[RFC] New GraphRuntime API to share parameter between modules

The background is we have RNN language model. Sometimes, we only need to feed in the inputs and update hidden states, and only execute the output layer computation for last input. The output layer is usually very large and time-consuming in a full forward operation.

As GraphRuntime does not provide control-flow logics now, we have to split our model to two parts, and perform the control-flow logics in C/C++ integration code. While we need to share parameters between them to save memory usage.

Proposed Solution:

Solution:

  1. add “lazy_init_input” in graph’s attributes
   "attrs": {
     ... ...
     "lazy_init_input": [
       "list_str",
       [
         "p0"
       ]
     ]
    }
  1. allow empty storage entry in SetupStorage, and defer SetupOpExecs
    if there is un-initialized data entry
  2. add “set_shared_input” function which takes a NDArray instance, so
    the actual storage can be shared
  3. add “setup_operators” function to setup operators

Here is the pull request, https://github.com/dmlc/tvm/pull/3489

Please help to review, thanks!

1 Like

First thing is “shared_input” is a bit misleading, because if you don’t do SetupStorage at all, you need to setup internal activation too, right?

We also have usecase internally similar to this.

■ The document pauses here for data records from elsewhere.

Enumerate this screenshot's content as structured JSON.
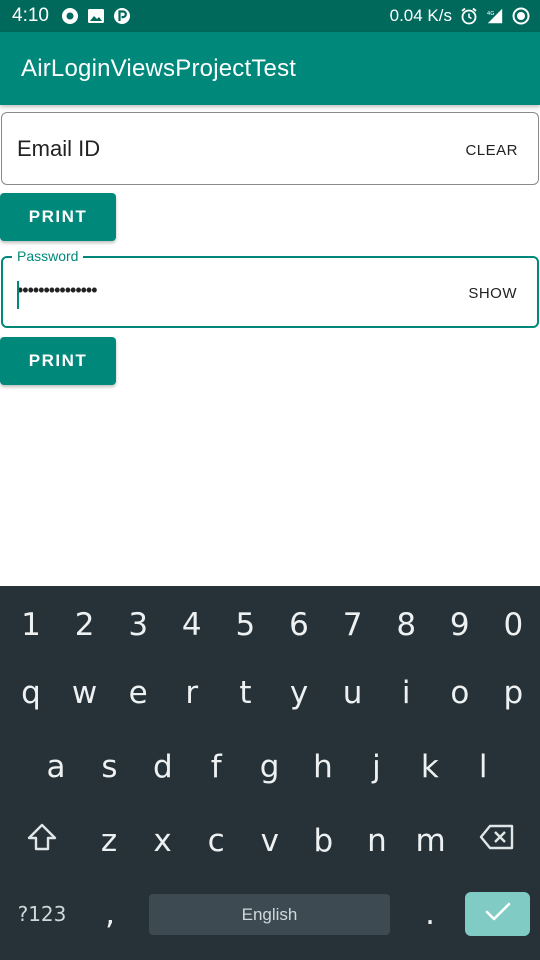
{
  "status_bar": {
    "time": "4:10",
    "net_speed": "0.04 K/s",
    "left_icons": [
      "sync-circle-icon",
      "image-icon",
      "parking-p-icon"
    ],
    "right_icons": [
      "alarm-icon",
      "signal-4g-icon",
      "record-circle-icon"
    ]
  },
  "app": {
    "title": "AirLoginViewsProjectTest",
    "primary_color": "#00897b",
    "primary_dark_color": "#00695c"
  },
  "email_field": {
    "hint": "Email ID",
    "end_action": "CLEAR"
  },
  "print_button_1": {
    "label": "PRINT"
  },
  "password_field": {
    "label": "Password",
    "value": "•••••••••••••••",
    "end_action": "SHOW"
  },
  "print_button_2": {
    "label": "PRINT"
  },
  "keyboard": {
    "background": "#263238",
    "number_row": [
      "1",
      "2",
      "3",
      "4",
      "5",
      "6",
      "7",
      "8",
      "9",
      "0"
    ],
    "row1": [
      "q",
      "w",
      "e",
      "r",
      "t",
      "y",
      "u",
      "i",
      "o",
      "p"
    ],
    "row2": [
      "a",
      "s",
      "d",
      "f",
      "g",
      "h",
      "j",
      "k",
      "l"
    ],
    "row3": [
      "z",
      "x",
      "c",
      "v",
      "b",
      "n",
      "m"
    ],
    "symbols_key": "?123",
    "comma_key": ",",
    "space_label": "English",
    "period_key": ".",
    "shift_icon": "shift-arrow-icon",
    "delete_icon": "backspace-icon",
    "enter_icon": "checkmark-icon",
    "enter_color": "#80cbc4"
  }
}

In our usecase, we want to compile multiple batch version and let the graph runtime share the storage (allocated to max batch size). I had a patch that didn’t get a time to upstream. But it’s good to see that there are similar usecases here so that we can have some common code work out. Our usecase seems to be a superset of this. Instead of setting individual inputs, we just setup shared storage with one call (SetupSharedStorage). Does that sound something reasonable?

Our use case is simpler, just share the data nodes (i.e., "op"==null), so we don’t need to setup internal activation, if I understood correctly. “shared_input” might be misleading, it does not have to be “shared”, only an indication for “delayed initialization”, so how about "lazy_init_input"?

It makes a lot sense to have a function like “setup_shared_storage”, which can accept a map of “input_name”(s) and its associated NDArray instances. This will require to extend the existing TVMArgValue? I thought it’s fine to provide “set_shared_input” for individual inputs, and leave it to customer’s code composing a function to call it multiple times to setup all shared inputs. Just like “set_input”.

It’s probably better to add an extra bool flag in “set_input” function, to indicate if we shall copy the incoming NDArray. So the GraphRuntime::SetInput function would be, SetInput(int index, NDArray data_in, bool copy=true).

Sorry, I misunderstood the original purpose a bit. As I looked through the code, it became clearer. Actually, I recently had a PR of similar purpose: https://github.com/dmlc/tvm/pull/3416. The goal is not only to use external input storage but also to make it low-overhead as we have quite some inputs to setup and the latency constraint is tight.

@yinghai I saw your change was merged, it seems to me SetInputZeroCopy will directly change the data reference of tensors involved in operators. The original allocated storage in data_entry_ was not released?

During SetupStorage, seems for CPU device, NDArray::Empty will not only allocate the virtual memory space, but also set all elements to 0. This will cause the actual mapping of physical memory. So even we can release the original storage in data_entry_, it may still require amount of memory pre-allocated.

To avoid such situation, I think lazy_init_input will still be necessary.

I updated the RFC proposal and pull-request, could you please help to review?

Thanks!

Yes, it’s not. In this case you can mix SetInput with SetInputZeroCopy. But it might be hardly the usecase. Essentially, I didn’t do NDArray() instead of NDArray::Empty() just because I didn’t want to complicate the runtime. We can add the option to do NDArray() though. If you have that pull-request. I’ll take a look.

@yinghai I think it needs to be done in SetupStorage (using a dummy NDArray instance instead of NDArray::Empty). If I understood correctly, we don’t need to mix SetInput and SeInputZeroCopy, just add SetSharedInput to take a NDArray input should be fine.